Bab 3 : The Temple

2.9K 423 10
                                    

"Sialan.. gerah banget. Lama-lama aku jadi daging kering" umpatku sambil mengipasi leherku.

"Bella, kau kan baru 5 menit keluar dari mobil" Tegur Shimazu-san.

"Ahahah... apakah sepanas itu?" Tanya Khan yang menertawakanku.

Pertanyaan bodoh

Aku menatap pria tampan itu dengan tatapan tak percaya. Begitu keluar dari mobil, aku tak ada bedanya dengan ubur-ubur yang terdampar di bibir pantai.

Di Indonesia tempat tinggalku, suhu rata-rata 29°C - 33°C saat siang hari. Sedangkan di sini? suhu siang harinya bisa sampai 50°C. Apa ini yang namanya neraka dunia?

"Ya tuhan... jika ada yang bilang kalau negara Iraq  terletak di antara Bumi dan Matahari pun aku pasti percaya. Panasnya tidak main-main" aku terus mengeluh dan membawa beberapa dokumen. 

Sampai di tempat lokasi penggalian, tepatnya 3 km dari gerbang Ishtar. Aku sudah mengkomunikasikan dengan pemimpin daerah. Termasuk kru gali dan sebagainya.

Waktu menunjukan pukul 12.02. Hampir 2 minggu disini aku mulai terbiasa. Persamaan Indonesia dan disini adalah tepat pukul 12.00 itu sama-sama waktu ketika matahari tepat di atas kepala. 

Aku memutuskan untuk duduk di tepian tenda lokasi penggalian. Beristirahat sejenak, dan memakan rotiku. 

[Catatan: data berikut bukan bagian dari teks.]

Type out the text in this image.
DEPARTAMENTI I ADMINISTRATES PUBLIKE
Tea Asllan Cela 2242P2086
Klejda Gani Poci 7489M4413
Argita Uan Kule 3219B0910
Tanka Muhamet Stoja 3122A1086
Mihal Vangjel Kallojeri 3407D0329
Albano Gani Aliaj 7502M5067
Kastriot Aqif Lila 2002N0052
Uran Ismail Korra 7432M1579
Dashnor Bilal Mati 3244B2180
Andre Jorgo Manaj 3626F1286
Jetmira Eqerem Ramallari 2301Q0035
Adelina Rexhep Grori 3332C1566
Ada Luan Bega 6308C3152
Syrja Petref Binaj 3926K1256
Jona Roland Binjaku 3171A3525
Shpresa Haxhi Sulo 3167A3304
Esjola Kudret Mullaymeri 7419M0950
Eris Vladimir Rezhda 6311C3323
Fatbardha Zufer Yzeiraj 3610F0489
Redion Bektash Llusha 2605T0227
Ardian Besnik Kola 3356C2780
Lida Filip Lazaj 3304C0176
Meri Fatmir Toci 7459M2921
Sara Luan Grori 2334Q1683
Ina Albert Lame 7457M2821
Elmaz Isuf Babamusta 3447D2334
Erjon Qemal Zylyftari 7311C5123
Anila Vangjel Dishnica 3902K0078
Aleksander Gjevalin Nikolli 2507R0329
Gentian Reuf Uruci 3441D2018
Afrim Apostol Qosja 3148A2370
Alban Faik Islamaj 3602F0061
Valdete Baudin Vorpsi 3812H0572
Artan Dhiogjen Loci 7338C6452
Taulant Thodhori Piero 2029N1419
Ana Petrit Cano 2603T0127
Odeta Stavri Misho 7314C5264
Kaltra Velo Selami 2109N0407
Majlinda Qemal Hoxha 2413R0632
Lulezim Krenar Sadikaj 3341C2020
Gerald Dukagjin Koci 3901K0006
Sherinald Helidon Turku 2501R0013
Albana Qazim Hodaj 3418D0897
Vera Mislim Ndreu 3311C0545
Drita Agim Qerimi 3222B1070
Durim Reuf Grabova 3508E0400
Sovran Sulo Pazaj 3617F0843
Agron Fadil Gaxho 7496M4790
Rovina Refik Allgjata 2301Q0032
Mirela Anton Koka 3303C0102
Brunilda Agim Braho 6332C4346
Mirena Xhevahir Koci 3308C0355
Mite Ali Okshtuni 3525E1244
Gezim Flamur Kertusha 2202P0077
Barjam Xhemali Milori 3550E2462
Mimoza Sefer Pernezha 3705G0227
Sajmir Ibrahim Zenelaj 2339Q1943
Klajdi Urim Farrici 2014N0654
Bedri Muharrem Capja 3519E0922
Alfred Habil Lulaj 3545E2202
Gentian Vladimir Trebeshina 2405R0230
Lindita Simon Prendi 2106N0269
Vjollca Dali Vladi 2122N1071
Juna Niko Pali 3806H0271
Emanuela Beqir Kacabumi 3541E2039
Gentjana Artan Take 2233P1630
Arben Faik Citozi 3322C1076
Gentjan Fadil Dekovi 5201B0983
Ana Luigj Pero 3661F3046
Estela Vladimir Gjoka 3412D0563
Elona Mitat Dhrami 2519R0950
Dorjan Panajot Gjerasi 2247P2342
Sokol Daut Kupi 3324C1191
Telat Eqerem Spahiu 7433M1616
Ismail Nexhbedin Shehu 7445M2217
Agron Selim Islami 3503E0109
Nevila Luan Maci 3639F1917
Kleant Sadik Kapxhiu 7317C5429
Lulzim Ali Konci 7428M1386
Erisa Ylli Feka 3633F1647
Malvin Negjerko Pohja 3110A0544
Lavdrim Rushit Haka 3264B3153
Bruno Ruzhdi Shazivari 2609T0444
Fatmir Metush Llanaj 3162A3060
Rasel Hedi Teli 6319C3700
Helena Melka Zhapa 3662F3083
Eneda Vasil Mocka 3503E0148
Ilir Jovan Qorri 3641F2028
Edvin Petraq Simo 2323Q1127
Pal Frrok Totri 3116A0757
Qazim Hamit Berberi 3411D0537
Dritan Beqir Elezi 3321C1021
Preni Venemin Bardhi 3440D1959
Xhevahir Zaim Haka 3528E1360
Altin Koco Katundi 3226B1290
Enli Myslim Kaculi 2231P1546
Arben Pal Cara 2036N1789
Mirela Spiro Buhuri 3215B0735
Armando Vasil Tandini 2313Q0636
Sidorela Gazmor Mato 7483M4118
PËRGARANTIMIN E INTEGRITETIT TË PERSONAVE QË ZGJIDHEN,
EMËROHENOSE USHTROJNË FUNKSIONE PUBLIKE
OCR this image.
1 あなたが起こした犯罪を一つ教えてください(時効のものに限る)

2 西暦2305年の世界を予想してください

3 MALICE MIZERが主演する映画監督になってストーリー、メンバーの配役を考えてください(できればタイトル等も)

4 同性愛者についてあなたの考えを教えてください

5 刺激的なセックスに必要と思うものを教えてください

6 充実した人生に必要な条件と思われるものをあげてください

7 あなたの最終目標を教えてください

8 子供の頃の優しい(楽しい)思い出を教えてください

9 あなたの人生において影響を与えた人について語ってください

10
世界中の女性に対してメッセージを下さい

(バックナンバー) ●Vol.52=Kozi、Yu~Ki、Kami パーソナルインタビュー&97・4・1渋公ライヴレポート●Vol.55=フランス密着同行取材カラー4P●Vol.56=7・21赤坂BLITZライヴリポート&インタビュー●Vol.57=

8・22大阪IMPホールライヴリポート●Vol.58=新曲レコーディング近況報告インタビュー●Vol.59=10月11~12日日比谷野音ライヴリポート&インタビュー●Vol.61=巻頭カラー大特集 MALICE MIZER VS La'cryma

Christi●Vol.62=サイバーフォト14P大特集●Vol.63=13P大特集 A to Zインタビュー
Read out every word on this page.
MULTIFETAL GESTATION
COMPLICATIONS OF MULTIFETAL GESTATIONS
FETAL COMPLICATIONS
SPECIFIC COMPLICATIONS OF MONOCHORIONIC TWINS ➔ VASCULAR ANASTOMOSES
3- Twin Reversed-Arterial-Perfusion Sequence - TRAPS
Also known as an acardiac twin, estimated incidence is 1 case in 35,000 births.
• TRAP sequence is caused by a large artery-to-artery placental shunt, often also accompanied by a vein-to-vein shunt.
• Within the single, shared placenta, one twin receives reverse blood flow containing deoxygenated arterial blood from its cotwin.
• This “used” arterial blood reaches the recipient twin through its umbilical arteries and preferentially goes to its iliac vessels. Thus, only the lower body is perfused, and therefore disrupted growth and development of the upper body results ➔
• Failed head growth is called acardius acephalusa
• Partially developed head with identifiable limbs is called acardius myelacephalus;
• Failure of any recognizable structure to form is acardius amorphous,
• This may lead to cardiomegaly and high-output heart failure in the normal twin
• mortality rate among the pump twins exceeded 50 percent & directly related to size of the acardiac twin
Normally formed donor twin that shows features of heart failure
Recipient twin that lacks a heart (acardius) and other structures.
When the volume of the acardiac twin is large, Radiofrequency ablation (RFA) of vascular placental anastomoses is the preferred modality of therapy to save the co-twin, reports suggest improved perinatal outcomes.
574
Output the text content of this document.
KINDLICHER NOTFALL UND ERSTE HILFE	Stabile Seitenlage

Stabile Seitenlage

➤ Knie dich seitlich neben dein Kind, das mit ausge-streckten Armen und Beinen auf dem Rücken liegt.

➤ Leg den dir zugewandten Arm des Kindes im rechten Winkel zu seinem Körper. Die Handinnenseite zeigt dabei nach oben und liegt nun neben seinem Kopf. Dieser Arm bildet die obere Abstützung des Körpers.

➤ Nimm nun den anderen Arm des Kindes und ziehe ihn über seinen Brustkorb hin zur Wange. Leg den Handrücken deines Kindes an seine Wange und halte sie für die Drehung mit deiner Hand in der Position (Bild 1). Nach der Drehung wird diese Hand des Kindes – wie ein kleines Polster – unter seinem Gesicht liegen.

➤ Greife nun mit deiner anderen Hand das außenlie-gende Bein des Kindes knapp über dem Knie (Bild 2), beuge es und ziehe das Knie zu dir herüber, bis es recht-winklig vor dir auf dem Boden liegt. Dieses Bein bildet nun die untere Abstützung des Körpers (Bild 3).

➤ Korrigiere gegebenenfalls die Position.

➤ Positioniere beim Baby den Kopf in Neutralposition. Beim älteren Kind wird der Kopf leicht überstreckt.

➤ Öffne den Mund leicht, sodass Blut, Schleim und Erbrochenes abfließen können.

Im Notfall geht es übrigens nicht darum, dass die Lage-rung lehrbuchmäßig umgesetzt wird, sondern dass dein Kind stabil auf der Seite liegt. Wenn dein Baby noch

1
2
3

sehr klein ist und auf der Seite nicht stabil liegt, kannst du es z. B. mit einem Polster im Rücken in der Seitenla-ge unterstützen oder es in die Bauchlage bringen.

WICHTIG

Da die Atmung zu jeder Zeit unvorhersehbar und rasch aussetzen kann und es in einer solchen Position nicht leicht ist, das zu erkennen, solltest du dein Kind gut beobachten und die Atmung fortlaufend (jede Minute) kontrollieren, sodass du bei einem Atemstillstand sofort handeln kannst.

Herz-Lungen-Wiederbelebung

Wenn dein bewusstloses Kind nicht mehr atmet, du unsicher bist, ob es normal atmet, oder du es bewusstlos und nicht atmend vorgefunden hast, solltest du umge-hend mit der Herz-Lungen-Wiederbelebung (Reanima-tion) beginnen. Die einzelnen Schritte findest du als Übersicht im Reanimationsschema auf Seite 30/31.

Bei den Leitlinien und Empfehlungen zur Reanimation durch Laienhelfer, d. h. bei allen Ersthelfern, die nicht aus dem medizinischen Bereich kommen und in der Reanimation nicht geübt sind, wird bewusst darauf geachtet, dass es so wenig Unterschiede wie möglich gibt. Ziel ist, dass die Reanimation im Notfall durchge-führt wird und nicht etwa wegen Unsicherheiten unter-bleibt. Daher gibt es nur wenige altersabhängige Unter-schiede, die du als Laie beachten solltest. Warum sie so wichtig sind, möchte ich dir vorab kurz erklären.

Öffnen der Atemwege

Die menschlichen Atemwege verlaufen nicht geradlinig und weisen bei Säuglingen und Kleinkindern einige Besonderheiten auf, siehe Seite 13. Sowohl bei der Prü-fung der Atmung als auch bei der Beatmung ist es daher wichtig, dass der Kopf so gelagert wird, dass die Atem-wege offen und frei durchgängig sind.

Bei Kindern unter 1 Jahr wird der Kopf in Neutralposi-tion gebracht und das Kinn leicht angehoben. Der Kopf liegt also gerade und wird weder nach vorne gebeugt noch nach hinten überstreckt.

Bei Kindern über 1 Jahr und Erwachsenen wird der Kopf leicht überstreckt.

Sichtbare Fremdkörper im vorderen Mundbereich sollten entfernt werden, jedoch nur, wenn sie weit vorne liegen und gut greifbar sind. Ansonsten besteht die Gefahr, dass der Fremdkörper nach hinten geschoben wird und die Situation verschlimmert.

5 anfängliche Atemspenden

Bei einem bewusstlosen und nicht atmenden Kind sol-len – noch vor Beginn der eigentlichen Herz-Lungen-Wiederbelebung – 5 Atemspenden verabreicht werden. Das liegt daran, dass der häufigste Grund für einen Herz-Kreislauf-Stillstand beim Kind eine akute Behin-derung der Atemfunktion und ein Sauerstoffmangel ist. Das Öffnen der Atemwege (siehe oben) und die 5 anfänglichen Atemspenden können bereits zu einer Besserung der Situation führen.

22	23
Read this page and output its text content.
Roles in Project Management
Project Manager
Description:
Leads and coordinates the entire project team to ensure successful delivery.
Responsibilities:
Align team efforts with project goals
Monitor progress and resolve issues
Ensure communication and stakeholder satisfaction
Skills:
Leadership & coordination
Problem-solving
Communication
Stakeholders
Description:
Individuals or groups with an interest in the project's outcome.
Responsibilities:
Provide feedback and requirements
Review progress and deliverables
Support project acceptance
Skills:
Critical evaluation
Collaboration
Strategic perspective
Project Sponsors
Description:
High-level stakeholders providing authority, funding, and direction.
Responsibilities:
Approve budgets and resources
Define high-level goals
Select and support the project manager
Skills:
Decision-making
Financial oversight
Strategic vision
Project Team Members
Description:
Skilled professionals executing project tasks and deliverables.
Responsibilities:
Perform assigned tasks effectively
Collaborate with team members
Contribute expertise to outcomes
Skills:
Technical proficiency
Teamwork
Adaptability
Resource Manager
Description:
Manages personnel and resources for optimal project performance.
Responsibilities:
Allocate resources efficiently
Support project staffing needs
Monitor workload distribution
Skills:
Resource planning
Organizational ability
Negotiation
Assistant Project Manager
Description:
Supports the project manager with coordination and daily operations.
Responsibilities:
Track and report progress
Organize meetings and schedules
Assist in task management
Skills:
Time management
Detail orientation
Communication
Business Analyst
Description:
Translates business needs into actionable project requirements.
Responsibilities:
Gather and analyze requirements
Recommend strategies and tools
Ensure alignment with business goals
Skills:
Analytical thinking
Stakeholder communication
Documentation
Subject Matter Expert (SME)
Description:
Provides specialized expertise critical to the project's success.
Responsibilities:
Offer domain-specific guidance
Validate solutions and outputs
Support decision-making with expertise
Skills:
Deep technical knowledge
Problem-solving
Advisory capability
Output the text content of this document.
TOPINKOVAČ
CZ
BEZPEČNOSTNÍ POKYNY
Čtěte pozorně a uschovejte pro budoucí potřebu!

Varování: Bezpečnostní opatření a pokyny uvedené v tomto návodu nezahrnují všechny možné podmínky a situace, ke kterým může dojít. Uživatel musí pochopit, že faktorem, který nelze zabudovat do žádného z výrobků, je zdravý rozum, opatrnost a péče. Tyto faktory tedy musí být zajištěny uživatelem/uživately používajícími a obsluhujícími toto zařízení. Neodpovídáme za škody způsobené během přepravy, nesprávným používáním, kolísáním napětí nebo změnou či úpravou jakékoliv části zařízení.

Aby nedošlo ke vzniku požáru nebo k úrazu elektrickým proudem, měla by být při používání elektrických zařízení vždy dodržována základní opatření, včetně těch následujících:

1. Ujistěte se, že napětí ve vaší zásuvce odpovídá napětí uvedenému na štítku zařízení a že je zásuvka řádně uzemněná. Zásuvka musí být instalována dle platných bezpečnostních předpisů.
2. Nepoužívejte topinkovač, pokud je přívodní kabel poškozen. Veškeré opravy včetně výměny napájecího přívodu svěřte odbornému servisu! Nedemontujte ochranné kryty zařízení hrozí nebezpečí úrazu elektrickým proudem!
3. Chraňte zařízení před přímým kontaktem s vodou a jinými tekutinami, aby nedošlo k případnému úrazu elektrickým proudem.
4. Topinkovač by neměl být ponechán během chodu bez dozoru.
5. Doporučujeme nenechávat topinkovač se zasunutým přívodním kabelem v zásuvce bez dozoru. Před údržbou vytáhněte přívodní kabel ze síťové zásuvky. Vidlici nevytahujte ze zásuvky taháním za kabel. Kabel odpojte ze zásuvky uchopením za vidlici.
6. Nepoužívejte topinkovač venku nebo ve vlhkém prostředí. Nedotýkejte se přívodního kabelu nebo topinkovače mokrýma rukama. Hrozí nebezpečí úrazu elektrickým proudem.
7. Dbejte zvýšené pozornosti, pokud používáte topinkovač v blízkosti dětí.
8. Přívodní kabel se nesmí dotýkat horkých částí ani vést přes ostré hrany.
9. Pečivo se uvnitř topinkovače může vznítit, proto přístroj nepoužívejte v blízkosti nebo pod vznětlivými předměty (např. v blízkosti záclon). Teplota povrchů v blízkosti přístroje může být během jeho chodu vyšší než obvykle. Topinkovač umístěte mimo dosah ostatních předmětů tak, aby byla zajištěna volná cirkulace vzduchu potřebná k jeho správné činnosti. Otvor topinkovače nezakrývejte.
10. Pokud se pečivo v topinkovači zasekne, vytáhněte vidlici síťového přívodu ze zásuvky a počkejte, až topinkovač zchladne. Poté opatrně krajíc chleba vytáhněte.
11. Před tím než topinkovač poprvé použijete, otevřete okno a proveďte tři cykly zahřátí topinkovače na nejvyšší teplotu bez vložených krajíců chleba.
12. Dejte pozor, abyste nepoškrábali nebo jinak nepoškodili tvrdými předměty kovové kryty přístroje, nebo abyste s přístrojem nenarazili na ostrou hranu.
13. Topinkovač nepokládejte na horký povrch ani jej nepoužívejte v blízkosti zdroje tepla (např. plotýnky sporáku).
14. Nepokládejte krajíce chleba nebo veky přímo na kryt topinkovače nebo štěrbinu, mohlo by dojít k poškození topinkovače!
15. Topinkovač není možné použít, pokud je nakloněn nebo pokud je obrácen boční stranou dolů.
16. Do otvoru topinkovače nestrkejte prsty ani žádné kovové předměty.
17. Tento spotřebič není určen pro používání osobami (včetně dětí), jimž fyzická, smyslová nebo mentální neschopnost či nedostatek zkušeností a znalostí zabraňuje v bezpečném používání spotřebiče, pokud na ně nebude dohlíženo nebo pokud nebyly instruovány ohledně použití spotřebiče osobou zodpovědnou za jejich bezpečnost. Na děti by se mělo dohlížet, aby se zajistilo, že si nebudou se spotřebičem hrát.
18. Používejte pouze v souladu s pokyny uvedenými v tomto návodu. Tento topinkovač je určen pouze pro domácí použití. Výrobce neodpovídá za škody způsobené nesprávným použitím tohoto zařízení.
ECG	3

Saat sedang santai menikmati roti isi dagingku, sebuah tangan menyodorkan air mineral padaku,

"Minumlah..". Ujar wanita seksi dengan rambut sebahu, Jessie.

"Terima kasih Jess, apa kau sudah selesai?" tanyaku pada Jessie. 

Ia mengangguk dan meluruskan kakinya.  Aku memperhatikan wajahnya. Meski kumal terkena pasir gurun, ia tetap cantik. Bibirnya juga berkelip basah. Tidak kering keriput sepertiku. 

"Jessie, aku tak akan jadi keripik kan? Lihatlah bibirku yang sudah mirip pantat ayam ini?" Ujarku serius setengah bercanda sambil menunjukkan mulutku sendiri.

Sontak Jessie tertawa. Ia membuka tasnya, lalu mengambil Lipbalm dan melemparnya padaku. 

"Ambil ini! Di gurun nanti akan lebih panas. Bersiaplah nona duyung" ledek Jessie.

Aku mengerutkan bibirku. Heran, kenapa tak ada satupun dari mereka yang kepanasan sepertiku.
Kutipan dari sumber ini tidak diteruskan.